Avis 20232340 Séance du 01/06/2023
Monsieur X, journaliste pour X, a saisi la Commission d'accès aux documents administratifs, par courrier enregistré à son secrétariat le 19 avril 2023, à la suite du refus opposé par le ministre de l'intérieur et des outre-mer à sa demande de communication des résultats complets comprenant les modèles précis d'armes de force intermédiaire achetés ainsi que la quantité précise pour chacune, pour chacun des marchés publics suivants portant sur du matériel de maintien/rétablissement de l'ordre passés pour la police nationale et la gendarmerie nationale :
1) les marchés (offre/résultat), BXP07278020282E/BXP08193010514G, 09‐92061/09‐244735, 11‐78394, 17‐112134/18‐68665, 18‐179674 /19‐176436 ;
2) les marchés aux offres et résultats inconnus :
a) les ELE ‐ engins lanceurs d'eau ‐ dont les CCF 4000, CCF 6000, EGIDE, CAMIVA et SOFRAME 12000 qu'ils soient CRS ou DOSTL (PP) ;
b) les lanceurs multi‐coups 40mm 4 & 6 coups apparus en 2016 lors des manifestation contre la « Loi travail » qui équipent les CRS (datant donc d'avant le marché 18‐179674) ;
c) existe t-il un autre appel d'offres pour des LBD entre l'appel d'offres BXP07278020282E concernant les LBD GL‐06 de B&T et 2018, quand, pour combien de lanceurs et pour quel montant ?
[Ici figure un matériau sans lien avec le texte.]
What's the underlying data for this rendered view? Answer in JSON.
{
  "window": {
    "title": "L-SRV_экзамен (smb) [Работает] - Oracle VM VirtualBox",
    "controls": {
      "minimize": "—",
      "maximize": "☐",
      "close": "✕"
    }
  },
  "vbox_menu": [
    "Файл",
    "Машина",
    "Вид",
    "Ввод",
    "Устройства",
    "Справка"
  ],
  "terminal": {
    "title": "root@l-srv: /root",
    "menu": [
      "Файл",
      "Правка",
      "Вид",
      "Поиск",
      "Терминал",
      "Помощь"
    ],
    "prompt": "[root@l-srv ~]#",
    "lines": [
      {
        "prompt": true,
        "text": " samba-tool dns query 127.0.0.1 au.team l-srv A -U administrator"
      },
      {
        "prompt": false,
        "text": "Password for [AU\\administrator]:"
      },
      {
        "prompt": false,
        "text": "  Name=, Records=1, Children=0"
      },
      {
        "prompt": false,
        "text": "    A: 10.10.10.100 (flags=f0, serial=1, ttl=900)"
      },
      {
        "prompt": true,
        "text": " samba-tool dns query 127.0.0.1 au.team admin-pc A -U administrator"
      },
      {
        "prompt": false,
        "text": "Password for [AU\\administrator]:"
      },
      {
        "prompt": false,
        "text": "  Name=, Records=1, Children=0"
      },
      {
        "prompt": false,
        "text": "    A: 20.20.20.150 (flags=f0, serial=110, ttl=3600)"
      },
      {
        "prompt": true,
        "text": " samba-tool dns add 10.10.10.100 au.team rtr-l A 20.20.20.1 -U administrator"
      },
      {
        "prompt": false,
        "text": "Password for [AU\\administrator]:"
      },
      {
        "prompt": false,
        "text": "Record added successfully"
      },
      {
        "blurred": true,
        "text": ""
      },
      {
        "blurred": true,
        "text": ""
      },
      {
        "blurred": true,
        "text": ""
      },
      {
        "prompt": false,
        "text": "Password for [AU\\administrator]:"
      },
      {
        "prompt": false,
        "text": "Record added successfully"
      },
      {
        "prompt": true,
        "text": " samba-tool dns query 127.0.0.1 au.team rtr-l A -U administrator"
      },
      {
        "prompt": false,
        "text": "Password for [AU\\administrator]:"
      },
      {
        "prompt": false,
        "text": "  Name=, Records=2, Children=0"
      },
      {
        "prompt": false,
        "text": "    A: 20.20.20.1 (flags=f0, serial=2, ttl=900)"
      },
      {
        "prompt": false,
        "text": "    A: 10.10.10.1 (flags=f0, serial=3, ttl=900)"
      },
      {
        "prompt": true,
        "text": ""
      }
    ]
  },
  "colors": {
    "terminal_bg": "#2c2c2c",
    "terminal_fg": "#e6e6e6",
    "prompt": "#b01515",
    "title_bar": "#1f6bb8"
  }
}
La commission rappelle que le livre III du code des relations entre le public et l'administration garantit à toute personne un droit d’accès aux documents administratifs existants ou susceptibles d’être obtenus par un traitement automatisé d’usage courant, mais ne fait pas obligation aux autorités administratives de répondre aux demandes de renseignements qui leur sont adressées. Par suite, elle ne peut que se déclarer incompétente pour se prononcer sur le point 2)c) de la demande, qui porte en réalité sur des renseignements.
En réponse à la demande qui lui été adressée, le ministre de l'intérieur et des outre-mer a indiqué à la commission, s'agissant du point 1), que seules les pièces relatives aux marchés 17- 112134/18-68665 et 18-179674 /19-176436 ont été conservées dès lors qu’aux termes des dispositions de l'article R2184-12 du code de la commande publique, « L'acheteur conserve les pièces constitutives du marché pendant une durée minimale de cinq ans pour les marchés de fournitures ou de services et de dix ans pour les marchés de travaux, de maîtrise d'œuvre ou de contrôle technique à compter de la fin de l'exécution du marché. »
S'agissant du caractère communicable de ces documents, la commission rappelle qu'une fois signés, les marchés publics et les documents qui s’y rapportent sont des documents administratifs soumis au droit d'accès institué par le livre III du code des relations entre le public et l’administration.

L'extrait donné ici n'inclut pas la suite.